Control whether responses are cached in memory for reuse:

<?php
use Cognesy\Polyglot\Inference\Enums\ResponseCachePolicy;
use Cognesy\Polyglot\Inference\Inference;

$response = Inference::using('openai')
    ->withMessages(Messages::fromString('What is 2 + 2?'))
    ->withResponseCachePolicy(ResponseCachePolicy::Memory)
    ->get();

Available policies:

  • ResponseCachePolicy::None -- no caching (default)
  • ResponseCachePolicy::Memory -- cache responses in memory for the current process

Cached Context

Use withCachedContext() to attach stable, reusable context that should be prepended to every request.
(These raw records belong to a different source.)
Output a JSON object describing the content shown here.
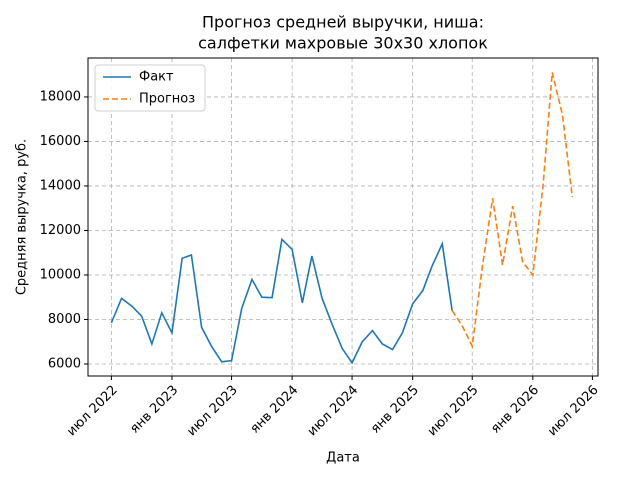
{
  "chart_data": {
    "type": "line",
    "title": [
      "Прогноз средней выручки, ниша:",
      "салфетки махровые 30х30 хлопок"
    ],
    "xlabel": "Дата",
    "ylabel": "Средняя выручка, руб.",
    "series": [
      {
        "name": "Факт",
        "color": "#1f77b4",
        "dash": false,
        "x": [
          "2022-07-01",
          "2022-08-01",
          "2022-09-01",
          "2022-10-01",
          "2022-11-01",
          "2022-12-01",
          "2023-01-01",
          "2023-02-01",
          "2023-03-01",
          "2023-04-01",
          "2023-05-01",
          "2023-06-01",
          "2023-07-01",
          "2023-08-01",
          "2023-09-01",
          "2023-10-01",
          "2023-11-01",
          "2023-12-01",
          "2024-01-01",
          "2024-02-01",
          "2024-03-01",
          "2024-04-01",
          "2024-05-01",
          "2024-06-01",
          "2024-07-01",
          "2024-08-01",
          "2024-09-01",
          "2024-10-01",
          "2024-11-01",
          "2024-12-01",
          "2025-01-01",
          "2025-02-01",
          "2025-03-01",
          "2025-04-01",
          "2025-05-01"
        ],
        "values": [
          7850,
          8950,
          8600,
          8150,
          6900,
          8300,
          7400,
          10750,
          10900,
          7650,
          6800,
          6100,
          6150,
          8500,
          9800,
          9000,
          8980,
          11600,
          11150,
          8750,
          10850,
          8950,
          7800,
          6700,
          6050,
          7000,
          7500,
          6900,
          6650,
          7400,
          8700,
          9300,
          10400,
          11400,
          8400
        ]
      },
      {
        "name": "Прогноз",
        "color": "#ff7f0e",
        "dash": true,
        "x": [
          "2025-05-01",
          "2025-06-01",
          "2025-07-01",
          "2025-08-01",
          "2025-09-01",
          "2025-10-01",
          "2025-11-01",
          "2025-12-01",
          "2026-01-01",
          "2026-02-01",
          "2026-03-01",
          "2026-04-01",
          "2026-05-01"
        ],
        "values": [
          8400,
          7700,
          6800,
          10400,
          13450,
          10450,
          13100,
          10600,
          10000,
          14000,
          19100,
          17200,
          13500
        ]
      }
    ],
    "xlim": [
      "2022-04-21",
      "2026-07-18"
    ],
    "xticks": [
      {
        "value": "2022-07-01",
        "label": "июл 2022"
      },
      {
        "value": "2023-01-01",
        "label": "янв 2023"
      },
      {
        "value": "2023-07-01",
        "label": "июл 2023"
      },
      {
        "value": "2024-01-01",
        "label": "янв 2024"
      },
      {
        "value": "2024-07-01",
        "label": "июл 2024"
      },
      {
        "value": "2025-01-01",
        "label": "янв 2025"
      },
      {
        "value": "2025-07-01",
        "label": "июл 2025"
      },
      {
        "value": "2026-01-01",
        "label": "янв 2026"
      },
      {
        "value": "2026-07-01",
        "label": "июл 2026"
      }
    ],
    "ylim": [
      5460,
      19750
    ],
    "yticks": [
      6000,
      8000,
      10000,
      12000,
      14000,
      16000,
      18000
    ],
    "grid": true,
    "legend": "upper-left"
  }
}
This is useful when you have shared system instructions, tool definitions, or response formats that remain constant across multiple calls:

<?php
use Cognesy\Polyglot\Inference\Inference;
use Cognesy\Messages\Messages;
use Cognesy\Polyglot\Inference\Data\ToolChoice;
use Cognesy\Polyglot\Inference\Data\ResponseFormat;

$base = Inference::using('openai')->withCachedContext(
    messages: Messages::fromArray([
        ['role' => 'system', 'content' => 'You are an expert PHP developer.'],
    ]),
    tools: $sharedToolDefinitions,
    toolChoice: ToolChoice::auto(),
    responseFormat: ResponseFormat::jsonObject(),
);

// Each call inherits the cached context automatically
$response1 = $base->withMessages(Messages::fromString('Explain SOLID principles.'))->get();
$response2 = $base->withMessages(Messages::fromString('What is the Repository pattern?'))->get();

When the request is executed, cached context is merged with the request-level fields: cached messages are prepended to the request messages, and cached tools, tool choice, and response format are used as defaults when the request does not specify its own.

Drivers can map cached context to provider-native caching features (such as Anthropic's prompt caching) when available.